Orts #864
from H. D. Thoreau, A Week on the Concord and Merrimack Rivers (1849)
If you would not stop to look at me, but look whither I am looking and further, then my education could not dispense with your company.
- Wednesday
Tell Shakespeare to attend some leisure hour,
For now I've business with this drop of dew,
And see you not, the clouds prepare a shower,--
I'll meet him shorty when the sky is blue.
- Wednesday
The utmost thrift and industry of thinking give no man any stock in life; his credit with the inner world is no better, his capital no larger. He must try his fortune again to-day as yesterday. All questions rely on the present for their solution.
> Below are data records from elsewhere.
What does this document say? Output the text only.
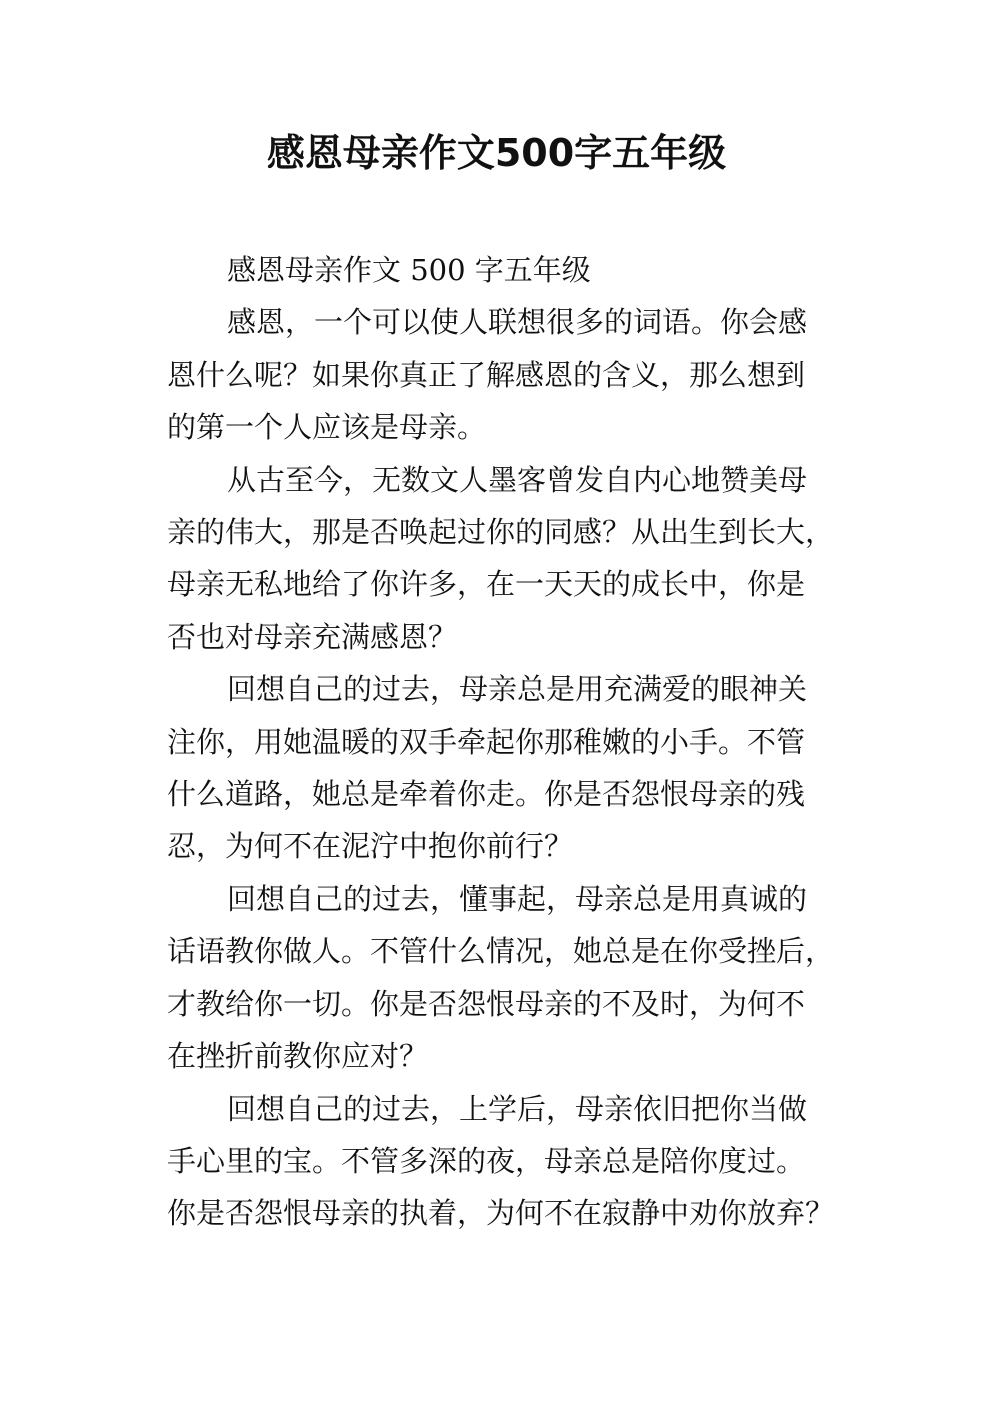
感恩母亲作文500字五年级
感恩母亲作文 500 字五年级
感恩，一个可以使人联想很多的词语。你会感
恩什么呢？如果你真正了解感恩的含义，那么想到
的第一个人应该是母亲。
从古至今，无数文人墨客曾发自内心地赞美母
亲的伟大，那是否唤起过你的同感？从出生到长大，
母亲无私地给了你许多，在一天天的成长中，你是
否也对母亲充满感恩？
回想自己的过去，母亲总是用充满爱的眼神关
注你，用她温暖的双手牵起你那稚嫩的小手。不管
什么道路，她总是牵着你走。你是否怨恨母亲的残
忍，为何不在泥泞中抱你前行？
回想自己的过去，懂事起，母亲总是用真诚的
话语教你做人。不管什么情况，她总是在你受挫后，
才教给你一切。你是否怨恨母亲的不及时，为何不
在挫折前教你应对？
回想自己的过去，上学后，母亲依旧把你当做
手心里的宝。不管多深的夜，母亲总是陪你度过。
你是否怨恨母亲的执着，为何不在寂静中劝你放弃？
Time measures nothing but itself.
- Thursday
Some have thought that the gales do not at present waft to the voyager the natural and original fragrance of the land, such as the early navigators described, and that the loss of many odoriferous native plants, sweet-scented grasses and medicinal herbs, which formerly sweetened the atmosphere, and rendered it salubrious, by the grazing of cattle and the rooting of swine, is the source of many diseases which now prevail; the earth, say they, having been long subjected to extremely artificial and luxurious modes of cultivation, to gratify the appetite, converted into a stye and hot-bed, where men for profit increase the ordinary decay of nature.